Bundesverwaltungsgericht entscheidet über Approbation sehbehinderter Medizinerinnen
Emma KrausBundesverwaltungsgericht entscheidet über Approbation sehbehinderter Medizinerinnen
Ein aktuelles Urteil des Bundesverwaltungsgerichts (BVerwG) befasst sich mit den Rechten sehbehinderter Medizinstudierender, die eine Approbation anstreben. Im Mittelpunkt des Verfahrens stand eine Absolventin mit Makuladegeneration, die sich um eine Zulassung für Psychosomatische Medizin und Psychotherapie beworben hatte. Die Entscheidung unterstreicht die anhaltende Debatte zwischen Patientensicherheit und der beruflichen Inklusion von Ärztinnen und Ärzten mit Behinderungen.
Der Streit begann, als eine Medizinstudentin mit schwerer Sehbehinderung die Approbation beantragte. Während das Verwaltungsgericht der Antragstellerin zunächst Recht gab, argumentierte das Oberverwaltungsgericht später, dass ihre Einschränkung die sichere Ausführung präzisionsabhängiger Aufgaben verhindern könnte.
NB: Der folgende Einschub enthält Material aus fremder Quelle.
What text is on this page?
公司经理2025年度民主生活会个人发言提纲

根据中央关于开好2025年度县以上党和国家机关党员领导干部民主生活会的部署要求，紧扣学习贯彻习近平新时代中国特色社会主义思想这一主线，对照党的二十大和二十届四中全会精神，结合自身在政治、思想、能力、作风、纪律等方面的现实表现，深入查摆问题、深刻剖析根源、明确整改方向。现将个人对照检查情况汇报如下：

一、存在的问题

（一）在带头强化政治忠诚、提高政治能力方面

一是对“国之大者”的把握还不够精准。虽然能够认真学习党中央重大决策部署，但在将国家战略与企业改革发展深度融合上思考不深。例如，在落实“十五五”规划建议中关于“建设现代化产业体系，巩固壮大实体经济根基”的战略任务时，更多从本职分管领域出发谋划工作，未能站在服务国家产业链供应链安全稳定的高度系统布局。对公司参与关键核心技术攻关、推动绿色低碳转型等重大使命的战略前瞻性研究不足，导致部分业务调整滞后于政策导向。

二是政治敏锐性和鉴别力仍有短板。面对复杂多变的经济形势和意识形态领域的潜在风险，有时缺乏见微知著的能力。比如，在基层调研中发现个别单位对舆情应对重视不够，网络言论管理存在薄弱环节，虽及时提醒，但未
Das BVerwG prüfte, ob einer sehbehinderten Absolventin, die für ein bestimmtes Fachgebiet als geeignet eingestuft wurde, dennoch die volle Approbation verweigert werden darf. Nach deutschem Recht ermöglicht die ärztliche Approbation die uneingeschränkte Ausübung des Berufs in allen Bereichen – selbst wenn sich Ärztinnen und Ärzte später spezialisieren. Das Gericht räumte ein, dass § 3 der Bundesärzteordnung (BÄO) sehbehinderte Bewerber benachteiligt, da eine vollständige gesundheitliche Eignung vorausgesetzt wird.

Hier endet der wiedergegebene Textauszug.